Several conservative groups, meanwhile, plan a major push beginning Monday to portray Alito's opponents as anti-God. Talking points for the effort, which will involve ads and grass-roots organizations, were laid out in a strategy memo by Grassfire.org, which opposes abortion and same-sex marriage. Alito's opponents are united by "an agenda to purge any and all references to religion from our public life," the memo says.
Of course not. Shilling for the Right requires ignoring the obvious. For example, Taylor argues:
[Alito] is a judge who -- while surely too conservative for the taste of liberal ideologues -- is widely admired by liberals, moderates, and conservatives who know him well as fair-minded, committed to apolitical judging, and wedded to no ideological agenda other than restraint in the exercise of judicial power.
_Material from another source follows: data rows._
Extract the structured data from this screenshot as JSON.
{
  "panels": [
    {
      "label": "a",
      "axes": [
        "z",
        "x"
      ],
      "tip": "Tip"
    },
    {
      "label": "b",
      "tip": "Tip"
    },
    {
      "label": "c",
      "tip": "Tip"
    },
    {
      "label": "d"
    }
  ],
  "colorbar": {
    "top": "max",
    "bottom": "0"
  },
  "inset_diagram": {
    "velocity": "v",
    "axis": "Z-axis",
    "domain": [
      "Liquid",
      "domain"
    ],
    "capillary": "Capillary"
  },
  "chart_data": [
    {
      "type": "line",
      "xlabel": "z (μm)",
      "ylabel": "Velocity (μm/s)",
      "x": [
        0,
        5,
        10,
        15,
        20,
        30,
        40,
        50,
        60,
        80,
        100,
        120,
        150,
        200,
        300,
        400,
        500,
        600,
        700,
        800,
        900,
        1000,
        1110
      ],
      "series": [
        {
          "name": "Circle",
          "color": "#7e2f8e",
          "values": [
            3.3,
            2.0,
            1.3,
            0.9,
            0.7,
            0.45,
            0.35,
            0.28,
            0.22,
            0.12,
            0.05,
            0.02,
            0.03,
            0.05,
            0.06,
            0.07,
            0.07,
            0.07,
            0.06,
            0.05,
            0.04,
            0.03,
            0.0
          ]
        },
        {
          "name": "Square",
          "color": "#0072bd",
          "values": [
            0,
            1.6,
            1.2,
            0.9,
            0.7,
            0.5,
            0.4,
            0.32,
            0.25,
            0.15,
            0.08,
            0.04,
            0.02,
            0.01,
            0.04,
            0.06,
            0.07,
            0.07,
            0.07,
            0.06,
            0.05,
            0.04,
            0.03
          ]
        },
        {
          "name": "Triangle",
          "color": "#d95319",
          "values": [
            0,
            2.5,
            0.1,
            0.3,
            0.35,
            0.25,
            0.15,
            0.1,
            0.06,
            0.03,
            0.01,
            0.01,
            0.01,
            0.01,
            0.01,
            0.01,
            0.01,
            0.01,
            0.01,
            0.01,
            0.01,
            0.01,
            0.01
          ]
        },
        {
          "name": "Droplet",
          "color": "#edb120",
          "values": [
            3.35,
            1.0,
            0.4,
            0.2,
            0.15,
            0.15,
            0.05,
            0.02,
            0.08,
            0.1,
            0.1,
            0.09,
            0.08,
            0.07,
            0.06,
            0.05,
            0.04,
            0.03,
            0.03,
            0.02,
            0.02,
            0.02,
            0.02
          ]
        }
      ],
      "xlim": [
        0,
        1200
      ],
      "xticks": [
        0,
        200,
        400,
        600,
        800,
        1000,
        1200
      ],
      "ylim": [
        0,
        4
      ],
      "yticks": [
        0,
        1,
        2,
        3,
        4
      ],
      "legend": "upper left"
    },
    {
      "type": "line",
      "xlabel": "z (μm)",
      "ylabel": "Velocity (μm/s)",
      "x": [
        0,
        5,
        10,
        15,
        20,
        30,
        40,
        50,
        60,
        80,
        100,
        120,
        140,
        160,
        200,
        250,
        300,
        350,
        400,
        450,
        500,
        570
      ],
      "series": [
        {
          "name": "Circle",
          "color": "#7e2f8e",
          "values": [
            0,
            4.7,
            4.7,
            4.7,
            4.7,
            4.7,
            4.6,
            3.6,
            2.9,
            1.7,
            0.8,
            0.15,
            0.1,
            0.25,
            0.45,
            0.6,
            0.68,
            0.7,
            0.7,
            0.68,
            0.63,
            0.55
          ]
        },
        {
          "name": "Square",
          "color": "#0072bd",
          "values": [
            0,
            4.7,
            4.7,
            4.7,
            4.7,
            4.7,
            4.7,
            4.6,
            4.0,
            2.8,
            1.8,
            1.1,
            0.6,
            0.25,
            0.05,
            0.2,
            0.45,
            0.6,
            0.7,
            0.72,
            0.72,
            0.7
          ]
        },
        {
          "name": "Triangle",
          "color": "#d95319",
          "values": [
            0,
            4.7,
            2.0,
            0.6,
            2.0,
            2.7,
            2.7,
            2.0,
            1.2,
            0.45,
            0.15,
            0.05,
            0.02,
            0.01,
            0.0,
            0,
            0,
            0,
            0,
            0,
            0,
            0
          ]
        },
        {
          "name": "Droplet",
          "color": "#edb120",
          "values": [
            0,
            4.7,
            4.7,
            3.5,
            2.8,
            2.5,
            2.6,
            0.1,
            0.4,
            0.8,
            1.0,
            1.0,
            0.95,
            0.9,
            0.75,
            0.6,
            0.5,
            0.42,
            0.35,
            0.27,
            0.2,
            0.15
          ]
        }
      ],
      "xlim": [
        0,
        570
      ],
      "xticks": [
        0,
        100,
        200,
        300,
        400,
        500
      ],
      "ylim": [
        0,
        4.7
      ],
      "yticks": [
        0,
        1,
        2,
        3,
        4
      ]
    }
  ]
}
"Widely admired"? That's just a lie. Jay Sekulow, gloating in triumph over the stomping of Harriet Miers because she did not have Wingnut bona fides, told the truth when ScAlito was nominated:
President Bush promised that he would nominate justices in the mold of Justices (Antonin) Scalia and (Clarence) Thomas. In choosing Judge Alito for the high court, President Bush has done just that," said Jay Sekulow, chief counsel to the American Center.
Scalia, Thomas and ScAlito - peas in a pod. That is the truth. Don't expect any truth from Taylor.